The crowd's anger found a rhythm. The villagers clutching farm tools and lengths of iron and wooden handles scavenged from the workshops began beating them against the hard earth and against each other in time.
The sound filled the ruins of Diagon Alley, bouncing off broken walls and empty sky.
"We want work!"
"We want wages!"
"We want our lives back!"
"Ministry—end the tyranny!"
"Bones out! Fudge back!"
The chant built and then thundered across the ruined alley with a deafening rhythm.
The spectators who had been watching with amusement—who had found the whole thing entertaining, found they couldn't sustain the laughter anymore.
One by one, they began stepping back.
"Harry! Hermione!"
Ron appeared through the crowd, forcibly, less by his own navigation than by the press of bodies around him squeezing him toward them. He was hauling Lavender Brown along by the hand.
"Oh—hello, Harry, Hermione—"
Lavender's face was white. She managed a smile trying to maintain social normalcy.
For Ron's sake, Harry and Hermione managed thin, brief smiles back. Then both of them turned their attention back to the platform, their expressions were settling back into grimness.
"Lap dogs of the Ministry—get out of our way!"
The tension between the two sides had reached its peak.

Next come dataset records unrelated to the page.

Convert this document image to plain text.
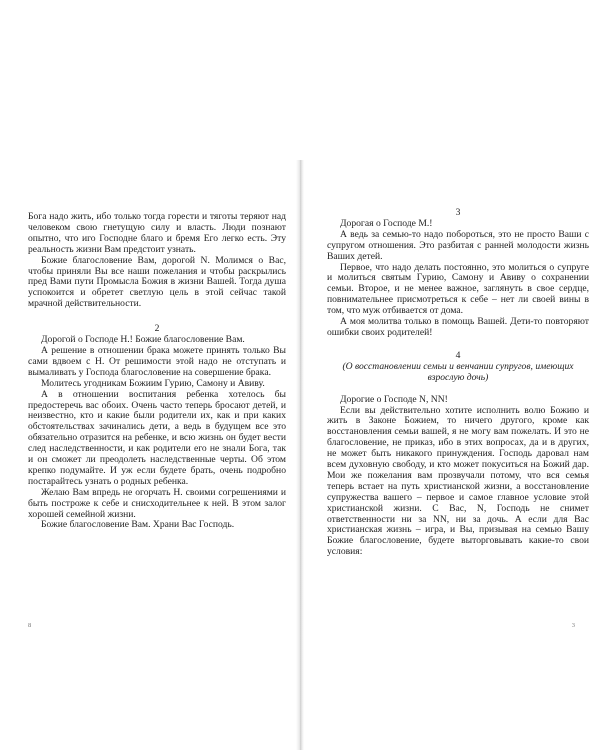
Бога надо жить, ибо только тогда горести и тяготы теряют над человеком свою гнетущую силу и власть. Люди познают опытно, что иго Господне благо и бремя Его легко есть. Эту реальность жизни Вам предстоит узнать.

Божие благословение Вам, дорогой N. Молимся о Вас, чтобы приняли Вы все наши пожелания и чтобы раскрылись пред Вами пути Промысла Божия в жизни Вашей. Тогда душа успокоится и обретет светлую цель в этой сейчас такой мрачной действительности.

2

Дорогой о Господе Н.! Божие благословение Вам.

А решение в отношении брака можете принять только Вы сами вдвоем с Н. От решимости этой надо не отступать и вымаливать у Господа благословение на совершение брака.

Молитесь угодникам Божиим Гурию, Самону и Авиву.

А в отношении воспитания ребенка хотелось бы предостеречь вас обоих. Очень часто теперь бросают детей, и неизвестно, кто и какие были родители их, как и при каких обстоятельствах зачинались дети, а ведь в будущем все это обязательно отразится на ребенке, и всю жизнь он будет вести след наследственности, и как родители его не знали Бога, так и он сможет ли преодолеть наследственные черты. Об этом крепко подумайте. И уж если будете брать, очень подробно постарайтесь узнать о родных ребенка.

Желаю Вам впредь не огорчать Н. своими согрешениями и быть построже к себе и снисходительнее к ней. В этом залог хорошей семейной жизни.

Божие благословение Вам. Храни Вас Господь.

8

3

Дорогая о Господе М.!

А ведь за семью-то надо побороться, это не просто Ваши с супругом отношения. Это разбитая с ранней молодости жизнь Ваших детей.

Первое, что надо делать постоянно, это молиться о супруге и молиться святым Гурию, Самону и Авиву о сохранении семьи. Второе, и не менее важное, заглянуть в свое сердце, повнимательнее присмотреться к себе – нет ли своей вины в том, что муж отбивается от дома.

А моя молитва только в помощь Вашей. Дети-то повторяют ошибки своих родителей!

4

(О восстановлении семьи и венчании супругов, имеющих взрослую дочь)

Дорогие о Господе N, NN!

Если вы действительно хотите исполнить волю Божию и жить в Законе Божием, то ничего другого, кроме как восстановления семьи вашей, я не могу вам пожелать. И это не благословение, не приказ, ибо в этих вопросах, да и в других, не может быть никакого принуждения. Господь даровал нам всем духовную свободу, и кто может покуситься на Божий дар. Мои же пожелания вам прозвучали потому, что вся семья теперь встает на путь христианской жизни, а восстановление супружества вашего – первое и самое главное условие этой христианской жизни. С Вас, N, Господь не снимет ответственности ни за NN, ни за дочь. А если для Вас христианская жизнь – игра, и Вы, призывая на семью Вашу Божие благословение, будете выторговывать какие-то свои условия:

3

Without warning, a wiry young man near the front of the protest, broke from the crowd's mass. He had a bottle in his hand and drew his arm back and hurled it at the line of Aurors.
" I protect! "
The Aurors had been on full alert—they weren't going to be caught off guard by a thrown bottle. The Auror who appeared to be leading them stepped forward and raised a shield charm.
Crack!
The dark bottle shattered against the magical barrier in full view of everyone present. The liquid inside sprayed out across the cobblestones where it landed, and where it touched the ground it hissed and the white smoke that curled up from those points of contact made Harry's breath catch in his throat.
"Damn it all—" one of the Aurors snarled.
That single thrown bottle was all it took.
The Aurors raised their wands in unison.
"Wait—don't—they're civilians!"
Hermione's voice tore through the air. She couldn't hold back any longer. She was already running forward, shouting, throwing herself between the two sides before anyone could stop her.